Today, sockeye have all but disappeared from the Nimpkish. But a stone's throw away, a warehouse brims with hundreds of thousands of Atlantic salmon. The fish crowd into pools the color of jade, swim against a steady current, eat pellets that rain down from metal pipes above, and grow plump.

This $7.6 million (U.S.) warehouse is called Kuterra. Owned by the Namgis, it is one of the few commercial-scale, land-based salmon farms in the world. Considered a model for sustainable aquaculture, Kuterra recycles its water, converts its waste into fertilizer, avoids use of pesticides and antibiotics, and relies predominantly on grains and soy for fish food.

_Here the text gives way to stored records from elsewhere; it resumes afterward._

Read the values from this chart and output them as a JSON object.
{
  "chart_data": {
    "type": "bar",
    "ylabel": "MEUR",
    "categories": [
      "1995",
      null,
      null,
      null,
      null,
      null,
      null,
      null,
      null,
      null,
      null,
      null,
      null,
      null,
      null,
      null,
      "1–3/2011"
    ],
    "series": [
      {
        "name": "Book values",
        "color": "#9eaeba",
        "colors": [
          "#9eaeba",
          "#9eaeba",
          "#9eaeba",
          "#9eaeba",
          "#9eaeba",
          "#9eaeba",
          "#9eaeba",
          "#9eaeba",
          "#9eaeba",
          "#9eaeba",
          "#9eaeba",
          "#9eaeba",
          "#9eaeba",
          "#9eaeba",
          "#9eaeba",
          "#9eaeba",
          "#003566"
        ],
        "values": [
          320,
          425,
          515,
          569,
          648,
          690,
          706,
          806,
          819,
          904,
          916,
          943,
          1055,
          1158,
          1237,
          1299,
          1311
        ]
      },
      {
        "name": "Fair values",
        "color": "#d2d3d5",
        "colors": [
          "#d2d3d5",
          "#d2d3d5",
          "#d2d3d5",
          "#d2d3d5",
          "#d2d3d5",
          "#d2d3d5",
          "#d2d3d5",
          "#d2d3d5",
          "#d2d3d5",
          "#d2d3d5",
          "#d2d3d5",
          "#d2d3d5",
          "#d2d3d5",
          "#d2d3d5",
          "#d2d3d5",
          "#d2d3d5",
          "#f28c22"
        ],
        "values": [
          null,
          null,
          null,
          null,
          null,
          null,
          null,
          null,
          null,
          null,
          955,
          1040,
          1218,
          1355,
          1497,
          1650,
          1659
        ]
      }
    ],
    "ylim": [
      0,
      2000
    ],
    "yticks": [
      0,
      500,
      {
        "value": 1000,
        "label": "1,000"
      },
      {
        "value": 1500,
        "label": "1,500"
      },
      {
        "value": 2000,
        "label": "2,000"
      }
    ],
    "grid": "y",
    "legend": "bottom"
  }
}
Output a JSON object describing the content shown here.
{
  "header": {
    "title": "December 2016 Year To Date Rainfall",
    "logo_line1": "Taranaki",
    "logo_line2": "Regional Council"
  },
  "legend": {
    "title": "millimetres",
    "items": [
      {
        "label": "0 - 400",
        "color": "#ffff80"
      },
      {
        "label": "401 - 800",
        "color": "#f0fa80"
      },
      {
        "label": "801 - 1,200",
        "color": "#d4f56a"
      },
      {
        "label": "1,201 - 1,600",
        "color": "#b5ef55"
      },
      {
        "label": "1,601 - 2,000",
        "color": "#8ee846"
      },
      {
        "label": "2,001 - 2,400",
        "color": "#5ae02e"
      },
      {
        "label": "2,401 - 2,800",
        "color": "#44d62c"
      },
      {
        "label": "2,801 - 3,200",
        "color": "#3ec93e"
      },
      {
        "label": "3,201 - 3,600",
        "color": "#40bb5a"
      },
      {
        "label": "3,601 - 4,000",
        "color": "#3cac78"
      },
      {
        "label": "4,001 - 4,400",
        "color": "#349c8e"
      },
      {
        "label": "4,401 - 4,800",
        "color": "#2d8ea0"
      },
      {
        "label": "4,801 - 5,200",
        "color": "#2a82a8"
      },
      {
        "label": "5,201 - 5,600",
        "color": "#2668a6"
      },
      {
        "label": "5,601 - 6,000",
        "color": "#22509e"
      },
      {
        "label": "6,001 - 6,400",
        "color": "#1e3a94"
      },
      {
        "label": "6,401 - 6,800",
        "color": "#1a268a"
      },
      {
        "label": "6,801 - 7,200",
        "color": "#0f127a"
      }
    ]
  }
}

"The one word that best describes what we're doing here is 'control,' " says Jo Mrozewski, a company spokesperson. "You control the environment, you control the growth parameters. You can control so many things because you're not exposed to the vagaries of nature."

Roughly 600,000 pounds of Kuterra salmon have been sold since the company's first harvest 14 months ago, and after receiving the Monterey Bay Aquarium's "Best Choice" sustainability rating in October, consumer demand has surpassed supply. The fish respond well to the highly regulated system: They grow nearly twice as fast as other farmed Atlantic salmon, and they eat much less food.